Leaders of the Vote Leave campaign appear to have backtracked on their claim that £350 million a week spent on EU membership would go towards the NHS.
Brexiteers who spearheaded the campaign to persuade the British people to leave the EU, including its former chair Labour MP Gisela Stuart and Tory former justice secretary Michael Gove, have created a new pressure group called Change Britain.
The Change Britain website states it aims to "build a broad coalition that brings together people from inside and outside politics [...] to get the job done" and outlines a list of "challenges" that will come with Brexit.
But despite the pre-referendum message on the Vote Leave battle bus implying the £350 million a week sent to the EU would "fund our NHS instead", Change Britain makes no mention of NHS funding.
Instead, on a webpage titled "Brexit means Brexit", the website states money saved by leaving the single market would go towards "identifying effective new funding formulas for agriculture, science, research and poorer regions".
Speaking on the Andrew Marr show, Gisela Stuart hit back at criticism, claiming Brexit must be implemented before the group can make decisions that could involve the NHS.

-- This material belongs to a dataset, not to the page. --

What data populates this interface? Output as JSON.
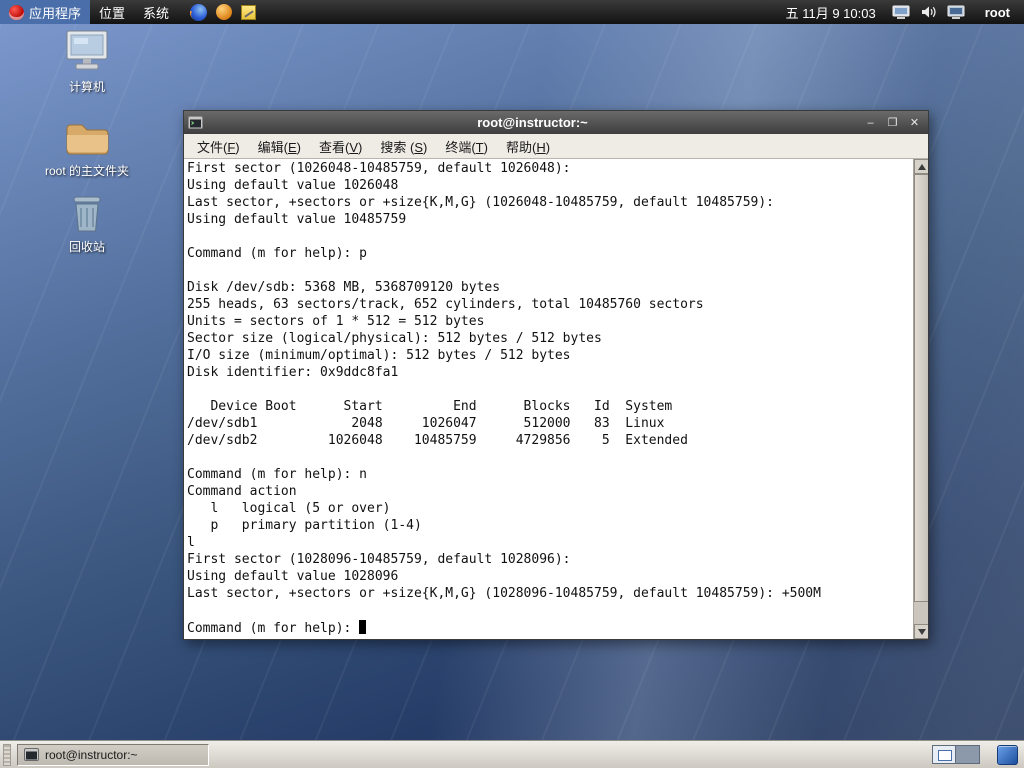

She said: "We were a cross-party group that said we wanted to leave the EU. That will give us the right to make choices and priorities. For me the priority was the NHS and you need to be in government to implement that.
"First of all we've got to leave, and then we can make the decision and then to me and to many of us the priority is the NHS."
In an article in The Sun, Ms Stuart writes: "It's NOT about Leavers and Remainers.. now it's all about Doers" and claims that while there are "challenges ahead", Brexit is a "unique chance" to make Britain "stonger, fairer, better governed and more prosperous".
Other top names involved in the pressure group, which claims it will "make a success of Britain's departure fro the EU", include former chancellor Nigel (Lord) Lawson, former head of CBI Digby Jones and former Labour foreign secretary David (Lord) Owen.
The promises of Leave campaigners came under scrutiny as soon as the UK voted for Brexit, when the official Leave campaign immediately wiped almost its entire website, including its message about the NHS.
Nigel Farage backtracked on the NHS pledge hours after the result during an interview with ITV's Good Morning Britain programme.
Meanwhile, it has emerged Britons may be forced to pay a fee to visit Europe after Brexit if plans for the Schengen zone to operate a visa waiver programme are confirmed.